Ingredients for Banga Soup/ofe akwu


  • 1 kg palm fruits (2 big derica cup)
  • Beef, Shakki, etc.
  • Dry Fish
  • Vegetable: efirin/ahuji/ scent leaf for Ofe Akwu or dried and crushed bitterleaves for Delta-style Banga Soup
  • 2 medium onions
  • 2 tablespoons ground crayfish, Salt and Chili Pepper (to taste)
  • Ogiri/ Okpei /(Iru)
  • 1-2 big stock cubes

METHOD

WASH, BOIL AND EXTRACT THE PALM FRUIT

1.  Cook the beef and the dry fish with 1 bulb of diced onion and the stock cubes till done.
2.  Wash and cut the scent leaves into tiny pieces.
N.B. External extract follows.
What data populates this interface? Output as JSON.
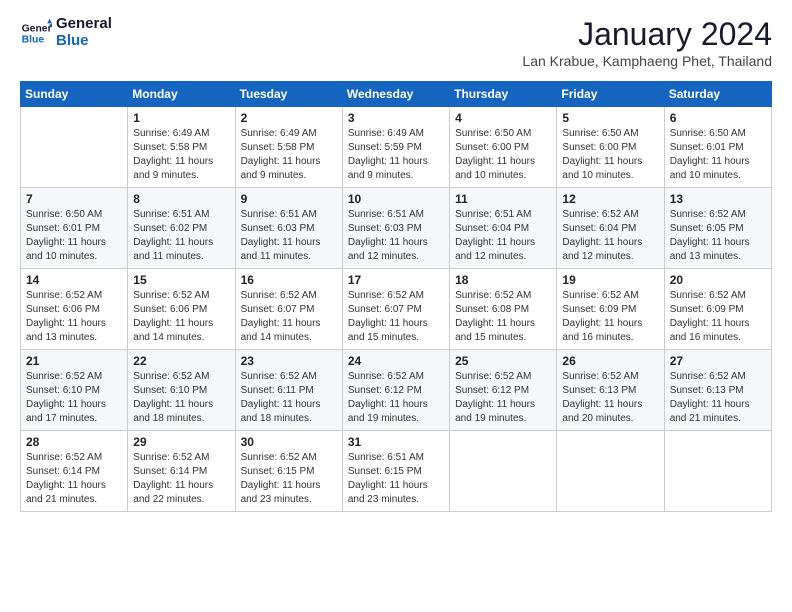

The scent leaves give the Banga Stew (Ofe Akwu) its unique aroma and taste. Delta-style Banga Soup for starch, you should either cook this soup without vegetables or use dried and crushed bitter leaves.
3.  Cut the remaining bulb of onion. Pound the crayfish, ogiri okpei and pepper in a mortar and set aside.

Cooking Directions
1.  Set the pot of palm fruit extract on the stove and start cooking at high heat. Leave to boil till you notice some red oil at the surface of the Banga Stew. If you think that the Banga Soup is watery, cook till the soup has thickened to the consistency you like for your stews.
2.  Now, add the beef, dry fish and stock, the onions, crayfish and pepper and leave to boil very well.
3.  Add the scent leaves or other vegetable and salt to taste. Leave to simmer for about 2 mins. The Banga Soup is done. Serve with rice or use the Delta-style Banga Soup to eat Starch, Garri, etc.